Posted by: frog at January 23, 2013 11:40 PM

"CBF, not everyone wants your vision of San Francisco with tall high rises.

San Francisco is our quaint little village, with a small town neighborhood feeling. I do not want it to become Manhattan West.

As West SOMA attests, their are residential communities in the area.

Seattle, Boston, Paris, and London have managed nicely without height requirements." -Jackson

Plenty of people do share my vision though. And I don't want highrises everywhere, in case you were wondering, but SOMA is one place where they would fit in nicely and could be built without destroying historic buildings or existing homes.

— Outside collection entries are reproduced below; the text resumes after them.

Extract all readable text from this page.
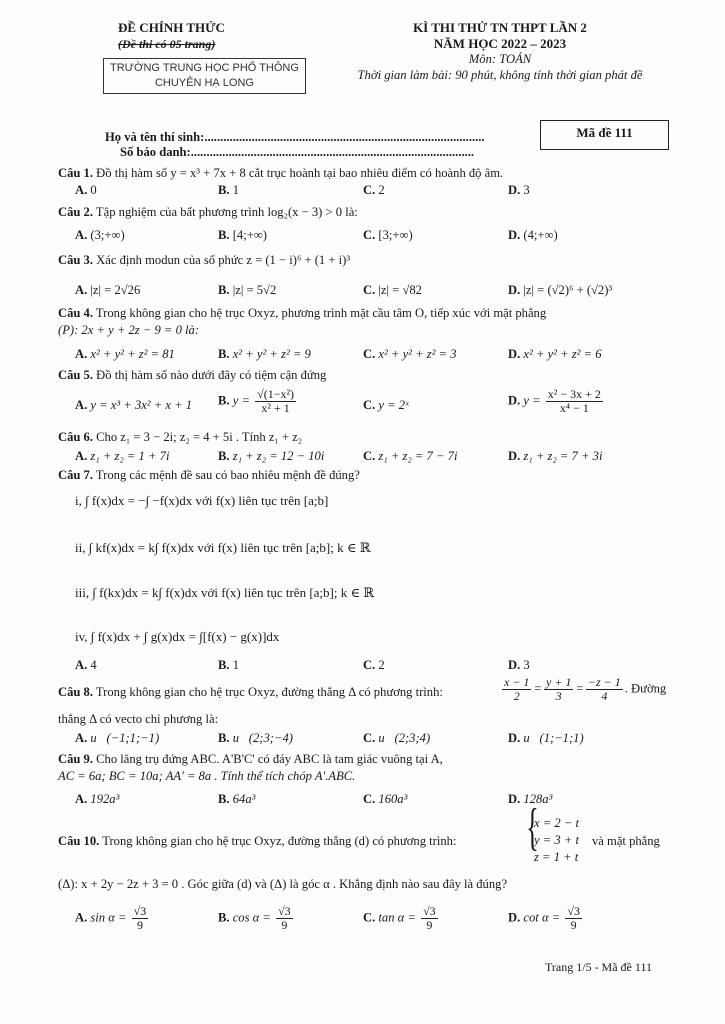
ĐỀ CHÍNH THỨC
(Đề thi có 05 trang)
TRƯỜNG TRUNG HỌC PHỔ THÔNG
CHUYÊN HẠ LONG
KÌ THI THỬ TN THPT LẦN 2
NĂM HỌC 2022 – 2023
Môn: TOÁN
Thời gian làm bài: 90 phút, không tính thời gian phát đề
Họ và tên thí sinh:.........................................................................................
Số báo danh:..........................................................................................
Mã đề 111
Câu 1. Đồ thị hàm số y = x³ + 7x + 8 cắt trục hoành tại bao nhiêu điểm có hoành độ âm.
A. 0	B. 1	C. 2	D. 3
Câu 2. Tập nghiệm của bất phương trình log₂(x − 3) > 0 là:
A. (3;+∞)	B. [4;+∞)	C. [3;+∞)	D. (4;+∞)
Câu 3. Xác định modun của số phức z = (1 − i)⁶ + (1 + i)³
A. |z| = 2√26	B. |z| = 5√2	C. |z| = √82	D. |z| = (√2)⁶ + (√2)³
Câu 4. Trong không gian cho hệ trục Oxyz, phương trình mặt cầu tâm O, tiếp xúc với mặt phẳng
(P): 2x + y + 2z − 9 = 0 là:
A. x² + y² + z² = 81	B. x² + y² + z² = 9	C. x² + y² + z² = 3	D. x² + y² + z² = 6
Câu 5. Đồ thị hàm số nào dưới đây có tiệm cận đứng
A. y = x³ + 3x² + x + 1 B. $y = \frac{\text{√(1−x²)}}{\text{x² + 1}}$	C. y = 2ˣ	D. $y = \frac{\text{x² − 3x + 2}}{\text{x⁴ − 1}}$
Câu 6. Cho z₁ = 3 − 2i; z₂ = 4 + 5i . Tính z₁ + z₂
A. z₁ + z₂ = 1 + 7i	B. z₁ + z₂ = 12 − 10i	C. z₁ + z₂ = 7 − 7i	D. z₁ + z₂ = 7 + 3i
Câu 7. Trong các mệnh đề sau có bao nhiêu mệnh đề đúng?
i, ∫ f(x)dx = −∫ −f(x)dx với f(x) liên tục trên [a;b]
ii, ∫ kf(x)dx = k∫ f(x)dx với f(x) liên tục trên [a;b]; k ∈ ℝ
iii, ∫ f(kx)dx = k∫ f(x)dx với f(x) liên tục trên [a;b]; k ∈ ℝ
iv, ∫ f(x)dx + ∫ g(x)dx = ∫[f(x) − g(x)]dx
A. 4	B. 1	C. 2	D. 3
Câu 8. Trong không gian cho hệ trục Oxyz, đường thẳng Δ có phương trình:	$\frac{x - 1}{2} = \frac{y + 1}{3} = \frac{-z - 1}{4}$ . Đường
thẳng Δ có vecto chỉ phương là:
A. u⃗(−1;1;−1)	B. u⃗(2;3;−4)	C. u⃗(2;3;4)	D. u⃗(1;−1;1)
Câu 9. Cho lăng trụ đứng ABC. A'B'C' có đáy ABC là tam giác vuông tại A,
AC = 6a; BC = 10a; AA' = 8a . Tính thể tích chóp A'.ABC.
A. 192a³	B. 64a³	C. 160a³	D. 128a³
Câu 10. Trong không gian cho hệ trục Oxyz, đường thẳng (d) có phương trình: {
x = 2 − t
y = 3 + t
z = 1 + t
và mặt phẳng
(Δ): x + 2y − 2z + 3 = 0 . Góc giữa (d) và (Δ) là góc α . Khẳng định nào sau đây là đúng?
A. $\sin \alpha = \frac{√3}{9}$	B. $\cos \alpha = \frac{√3}{9}$	C. $\tan \alpha = \frac{√3}{9}$	D. $\cot \alpha = \frac{√3}{9}$
Trang 1/5 - Mã đề 111
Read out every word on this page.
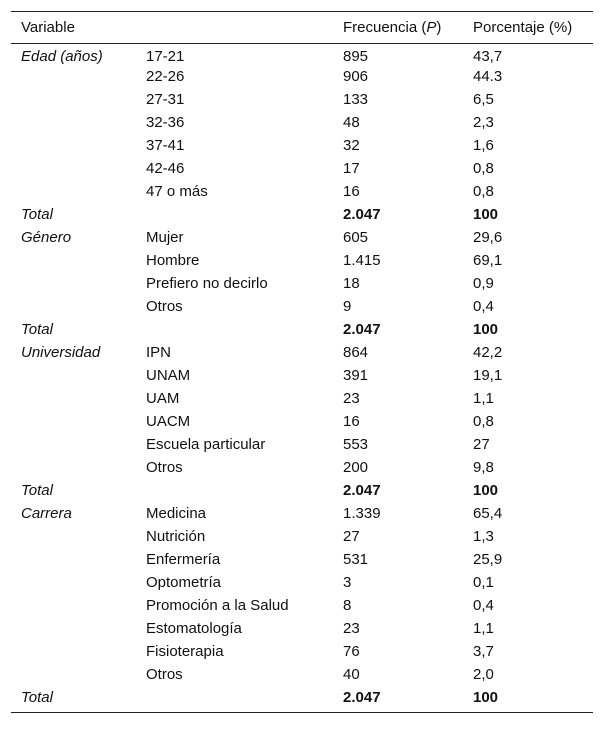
Variable		Frecuencia (P)	Porcentaje (%)
Edad (años)	17-21	895	43,7
	22-26	906	44.3
	27-31	133	6,5
	32-36	48	2,3
	37-41	32	1,6
	42-46	17	0,8
	47 o más	16	0,8
Total		2.047	100
Género	Mujer	605	29,6
	Hombre	1.415	69,1
	Prefiero no decirlo	18	0,9
	Otros	9	0,4
Total		2.047	100
Universidad	IPN	864	42,2
	UNAM	391	19,1
	UAM	23	1,1
	UACM	16	0,8
	Escuela particular	553	27
	Otros	200	9,8
Total		2.047	100
Carrera	Medicina	1.339	65,4
	Nutrición	27	1,3
	Enfermería	531	25,9
	Optometría	3	0,1
	Promoción a la Salud	8	0,4
	Estomatología	23	1,1
	Fisioterapia	76	3,7
	Otros	40	2,0
Total		2.047	100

As for SF being a "quaint little village" with a "small town neighborhood feeling", I could not disagree more. I have lived in SF my entire life, and it has always felt like a major city to me. Because that's what it is. SF is NOT a village or small town, and I've never felt like I was in a village or small town. SF is the second densest large US city after NYC, has over 800k residents (and a daytime population of over 1 million due to commuters/tourists), a metro region of over 7 million, and hundreds of highrises already (over 400 in fact). If that's not a big city, than I don't know what it is.

As for Paris, London, Boston, Seattle, etc....you do realize they have tons of highrises too and are building more as we speak, right?

And when it comes to the residential areas of western SOMA, it's not like building a few highrises over there is going to destroy them. There are plenty of empty lots and old warehouses and such that could be demolished to make way for some highrises (and much needed housing, which is the real issue here), without really impacting existing residential areas at all. I'm not saying we should tear down existing housing, but we should add to it.

Posted by: cbf at January 24, 2013 9:30 AM

hopefully this will be no less than 8 floors

Posted by: spencer at January 24, 2013 5:23 PM

A city is a living thing. If you don't let it grow it will die. Think of old-growth trees - they have been known to reach 400 feet growing over the centuries. The tallest redwood is 379 feet.

Anyhow, there's nothing wrong or character-destroying with allowing tall buildings. They are a sign of human ingenuity and creativity and would fit perfectly in any part of SOMA. My heart will be happy the more I see of them in that part of town.